Il corrosivo del  15 giugno 2010

     Gran bontà dei proverbi antichi! Che ha altro può raccogliere chi semina vento, se non tempesta? Che altro può partorire il sonno della ragione, se non mostri? Che si può imparare da uno zoppo, se non a zoppicare? E così via… potrei proseguire per un bel po’. La saggezza popolare sta tutta in quegli antichi proverbi ed è tanta. Così, per proseguire ancora un po’, tutti i nodi stanno venendo al pettine. Vi ricordate quando sembrò che Lino Befacchia e i suoi sodali avessero trovato nella politica teramana l’uovo di Colombo, la quadratura del cerchio, la lucida pazzia in grado di dare una svolta destinata a durare nei secoli? L’ex preside, che anche in politica non riesce a fare altro che confermarsi tale, cioè ex preside, con la sua autorevolezza da intellettuale sembrò avallare, o teorizzare, una strategia a tutto campo alla quale si affidava il compito di dare al centro-sinistra teramano una stella polare che ne guidasse il cammino, acciocché i viandanti (di sinistra) non si smarrissero lungo il percorso nelle notti senza luna.

     Strumenti di quella strategia, che si autodefiniva “di lunghe vedute”, erano alcuni accordi tattici, che prevedevano un’alleanza tra i partiti del centro-sinistra e una nuova formazione, l’Udt, nella quale s’erano adunati alcuni personaggi politici di lungo corso in cerca di una collocazione e di una nuova identità, e la formazione di una lista di candidati al comune di Teramo, chiamata, “immaginificamente”, “Città di Virtù”.  C’erano poi altre piccole scelte tattiche di minore portata, ma, come quelle più grandi, venivano accreditate dai propulsori come improntate a spirito etico e ad un rinnovato e ritrovato codice di sani comportamenti. Il risultato di questa strategia fu costituito da una candidatura a sindaco di Teramo di Paolo Albi, che pareva a molti inspiegabile e ingiustificabile, e ad un rilancio di Lino Silvino sul piano provinciale, scelta altrettanto inspiegabile a considerare che il conte di Piano della Lenta già nei suoi tempi d’oro non contava quasi nulla al di fuori della sua contea. E infatti la sua sconfitta portò con sé la sconfitta anche di D’Agostino in provincia e la candidatura di Albi si rivelò per quello che era, un errore senza senso. In questi giorni, a distanza di tempo non siderale, stiamo arrivando agli epigoni di quella scellerataggine, la cui realtà maligna molti di noi avevano già intravisto a suo tempo proprio nei proverbi antichi evocati all’inizio.

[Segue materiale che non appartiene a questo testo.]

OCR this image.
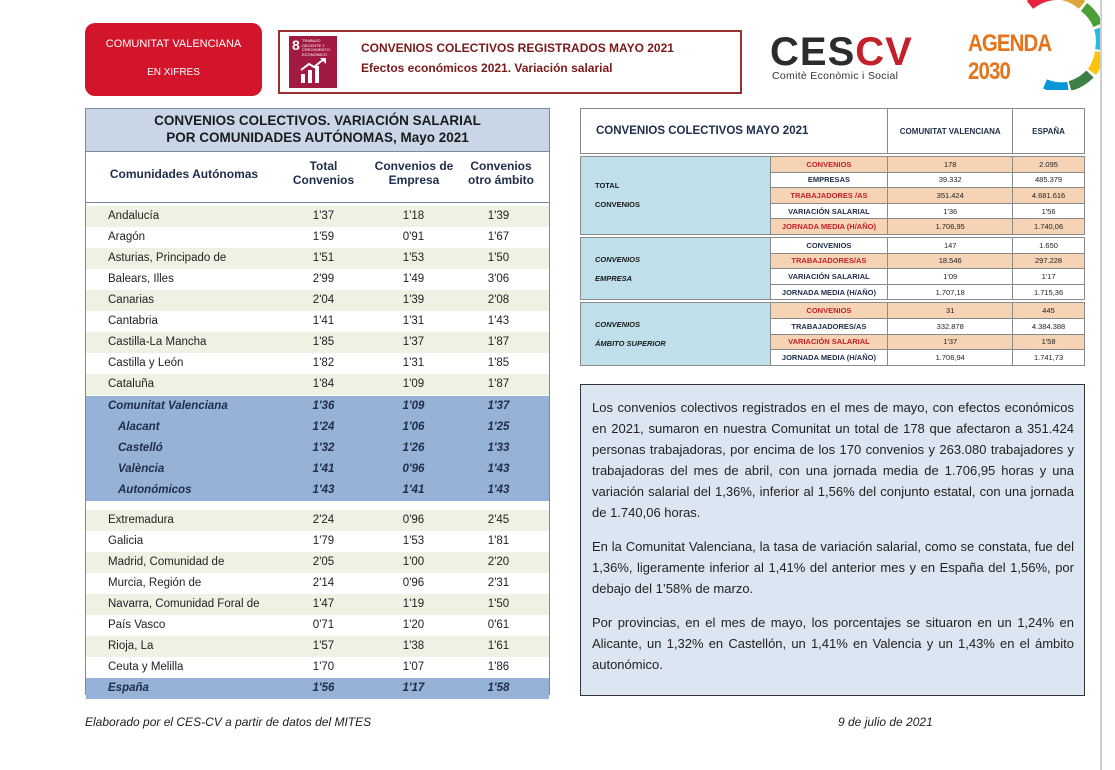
COMUNITAT VALENCIANA
EN XIFRES
8 TRABAJO DECENTE Y CRECIMIENTO ECONÓMICO	CONVENIOS COLECTIVOS REGISTRADOS MAYO 2021
Efectos económicos 2021. Variación salarial	CESCV
Comitè Econòmic i Social
AGENDA 2030
CONVENIOS COLECTIVOS. VARIACIÓN SALARIAL
POR COMUNIDADES AUTÓNOMAS, Mayo 2021
Comunidades Autónomas
Total Convenios
Convenios de Empresa
Convenios otro ámbito
Andalucía	1'37	1'18	1'39
Aragón	1'59	0'91	1'67
Asturias, Principado de	1'51	1'53	1'50
Balears, Illes	2'99	1'49	3'06
Canarias	2'04	1'39	2'08
Cantabria	1'41	1'31	1'43
Castilla-La Mancha	1'85	1'37	1'87
Castilla y León	1'82	1'31	1'85
Cataluña	1'84	1'09	1'87
Comunitat Valenciana	1'36	1'09	1'37
Alacant	1'24	1'06	1'25
Castelló	1'32	1'26	1'33
València	1'41	0'96	1'43
Autonómicos	1'43	1'41	1'43
Extremadura	2'24	0'96	2'45
Galicia	1'79	1'53	1'81
Madrid, Comunidad de	2'05	1'00	2'20
Murcia, Región de	2'14	0'96	2'31
Navarra, Comunidad Foral de	1'47	1'19	1'50
País Vasco	0'71	1'20	0'61
Rioja, La	1'57	1'38	1'61
Ceuta y Melilla	1'70	1'07	1'86
España	1'56	1'17	1'58
CONVENIOS COLECTIVOS MAYO 2021		COMUNITAT VALENCIANA	ESPAÑA

TOTAL
CONVENIOS	CONVENIOS	178	2.095
	EMPRESAS	39.332	485.379
	TRABAJADORES /AS	351.424	4.681.616
	VARIACIÓN SALARIAL	1'36	1'56
	JORNADA MEDIA (H/AÑO)	1.706,95	1.740,06

CONVENIOS
EMPRESA	CONVENIOS	147	1.650
	TRABAJADORES/AS	18.546	297.228
	VARIACIÓN SALARIAL	1'09	1'17
	JORNADA MEDIA (H/AÑO)	1.707,18	1.715,36

CONVENIOS
ÁMBITO SUPERIOR	CONVENIOS	31	445
	TRABAJADORES/AS	332.878	4.384.388
	VARIACIÓN SALARIAL	1'37	1'58
	JORNADA MEDIA (H/AÑO)	1.706,94	1.741,73

Los convenios colectivos registrados en el mes de mayo, con efectos económicos en 2021, sumaron en nuestra Comunitat un total de 178 que afectaron a 351.424 personas trabajadoras, por encima de los 170 convenios y 263.080 trabajadores y trabajadoras del mes de abril, con una jornada media de 1.706,95 horas y una variación salarial del 1,36%, inferior al 1,56% del conjunto estatal, con una jornada de 1.740,06 horas.

En la Comunitat Valenciana, la tasa de variación salarial, como se constata, fue del 1,36%, ligeramente inferior al 1,41% del anterior mes y en España del 1,56%, por debajo del 1’58% de marzo.

Por provincias, en el mes de mayo, los porcentajes se situaron en un 1,24% en Alicante, un 1,32% en Castellón, un 1,41% en Valencia y un 1,43% en el ámbito autonómico.

Elaborado por el CES-CV a partir de datos del MITES	9 de julio de 2021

     La strategia “alta” di cui Befacchia si fece portatore non sano ha individuato, non senza polemiche, una collocazione nemmeno tanto nobile e dorata per Silvino a Campli, una frenetica attività per trovare una soluzione identica a beneficio di Albi e un mutamento di campo di una consigliera eletta nella fatidica “Città di Virtù”, passata in maggioranza con la giustificazione di essersi stancata di stare in un’opposizione che sa dire solo no, quando si dovrebbe dire, a volte, sì. La comicità surreale di una tale giustificazione sta nel fatto che questa consigliera sembra non essersi resa conto che, al contrario di quel che dice, l’opposizione di cui faceva parte brillava, negativamente, proprio per non sapere mai dire dei no convinti, dicendo al massimo qualche “ni” (o no a metà), o qualche “so” (sì a metà), per non essere una vera opposizione, e per non saper esprimere mai una visione alternativa delle cose, dando l’impressione di puntare soltanto ad un indistinto e vetusto consociativismo.

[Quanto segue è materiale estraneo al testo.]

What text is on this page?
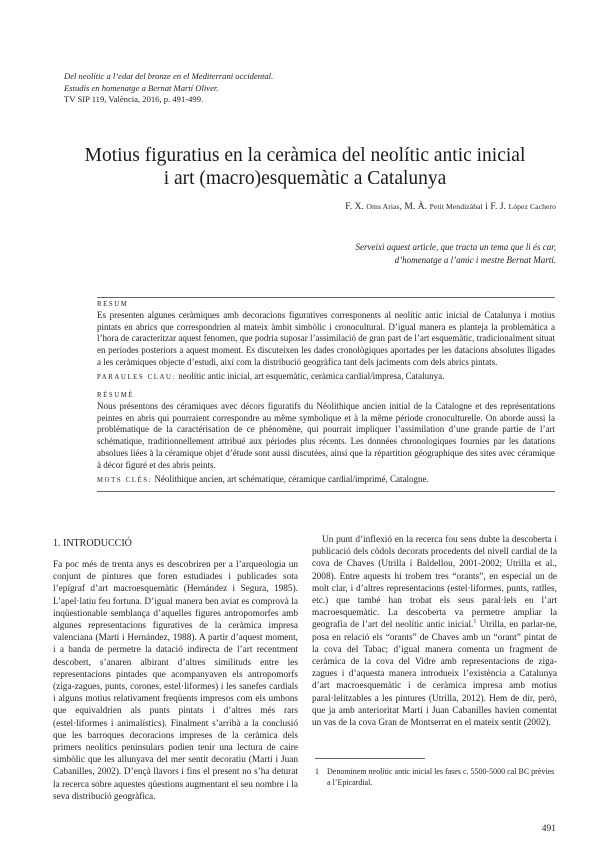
Del neolític a l’edat del bronze en el Mediterrani occidental.
Estudis en homenatge a Bernat Martí Oliver.
TV SIP 119, València, 2016, p. 491-499.
Motius figuratius en la ceràmica del neolític antic inicial
i art (macro)esquemàtic a Catalunya
F. X. Oms Arias, M. À. Petit Mendizàbal i F. J. López Cachero
Serveixi aquest article, que tracta un tema que li és car,
d’homenatge a l’amic i mestre Bernat Martí.
RESUM
Es presenten algunes ceràmiques amb decoracions figuratives corresponents al neolític antic inicial de Catalunya i motius pintats en abrics que correspondrien al mateix àmbit simbòlic i cronocultural. D’igual manera es planteja la problemàtica a l’hora de caracteritzar aquest fenomen, que podria suposar l’assimilació de gran part de l’art esquemàtic, tradicionalment situat en períodes posteriors a aquest moment. Es discuteixen les dades cronològiques aportades per les datacions absolutes lligades a les ceràmiques objecte d’estudi, així com la distribució geogràfica tant dels jaciments com dels abrics pintats.
PARAULES CLAU: neolític antic inicial, art esquemàtic, ceràmica cardial/impresa, Catalunya.
RÉSUMÉ
Nous présentons des céramiques avec décors figuratifs du Néolithique ancien initial de la Catalogne et des représentations peintes en abris qui pourraient correspondre au même symbolique et à la même période cronoculturelle. On aborde aussi la problématique de la caractérisation de ce phénomène, qui pourrait impliquer l’assimilation d’une grande partie de l’art schématique, traditionnellement attribué aux périodes plus récents. Les données chronologiques fournies par les datations absolues liées à la céramique objet d’étude sont aussi discutées, ainsi que la répartition géographique des sites avec céramique à décor figuré et des abris peints.
MOTS CLÉS: Néolithique ancien, art schématique, céramique cardial/imprimé, Catalogne.
1. INTRODUCCIÓ

Fa poc més de trenta anys es descobriren per a l’arqueologia un conjunt de pintures que foren estudiades i publicades sota l’epígraf d’art macroesquemàtic (Hernández i Segura, 1985). L’apel·latiu feu fortuna. D’igual manera ben aviat es comprovà la inqüestionable semblança d’aquelles figures antropomorfes amb algunes representacions figuratives de la ceràmica impresa valenciana (Martí i Hernández, 1988). A partir d’aquest moment, i a banda de permetre la datació indirecta de l’art recentment descobert, s’anaren albirant d’altres similituds entre les representacions pintades que acompanyaven els antropomorfs (ziga-zagues, punts, corones, estel·liformes) i les sanefes cardials i alguns motius relativament freqüents impresos com els umbons que equivaldrien als punts pintats i d’altres més rars (estel·liformes i animalístics). Finalment s’arribà a la conclusió que les barroques decoracions impreses de la ceràmica dels primers neolítics peninsulars podien tenir una lectura de caire simbòlic que les allunyava del mer sentit decoratiu (Martí i Juan Cabanilles, 2002). D’ençà llavors i fins el present no s’ha deturat la recerca sobre aquestes qüestions augmentant el seu nombre i la seva distribució geogràfica.

Un punt d’inflexió en la recerca fou sens dubte la descoberta i publicació dels còdols decorats procedents del nivell cardial de la cova de Chaves (Utrilla i Baldellou, 2001-2002; Utrilla et al., 2008). Entre aquests hi trobem tres “orants”, en especial un de molt clar, i d’altres representacions (estel·liformes, punts, ratlles, etc.) que també han trobat els seus paral·lels en l’art macroesquemàtic. La descoberta va permetre ampliar la geografia de l’art del neolític antic inicial.$^1$ Utrilla, en parlar-ne, posa en relació els “orants” de Chaves amb un “orant” pintat de la cova del Tabac; d’igual manera comenta un fragment de ceràmica de la cova del Vidre amb representacions de ziga-zagues i d’aquesta manera introdueix l’existència a Catalunya d’art macroesquemàtic i de ceràmica impresa amb motius paral·lelitzables a les pintures (Utrilla, 2012). Hem de dir, però, que ja amb anterioritat Martí i Juan Cabanilles havien comentat un vas de la cova Gran de Montserrat en el mateix sentit (2002).

1 Denominem neolític antic inicial les fases c. 5500-5000 cal BC prèvies a l’Epicardial.
491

     Alla faccia! La dottoressa Di Saverio, perché è lei la consigliera salita sul carro dei vincitori, eletta nella lista “Città di virtù”, si dedica con fervore al vizio antico del trasformismo politico, cui furono dediti nel passato fior di galantuomini e di gentildonne attratti dagli splendori delle maggioranze, in cerca dei quali abbandonarono le stamberghe scomode delle opposizioni dicendo di farlo per spirito di sacrificio e per il benessere dei propri elettori. Non conosco la dottoressa Di Saverio, ma conosco Lino Befacchia, di cui sono amico. E gli chiedo: quando, amico mio, ti vedrò intento a batterti il petto gridando “mea culpa”, roso dal rimorso e dal pentimento, per aver contribuito a creare simili “mostruosità”?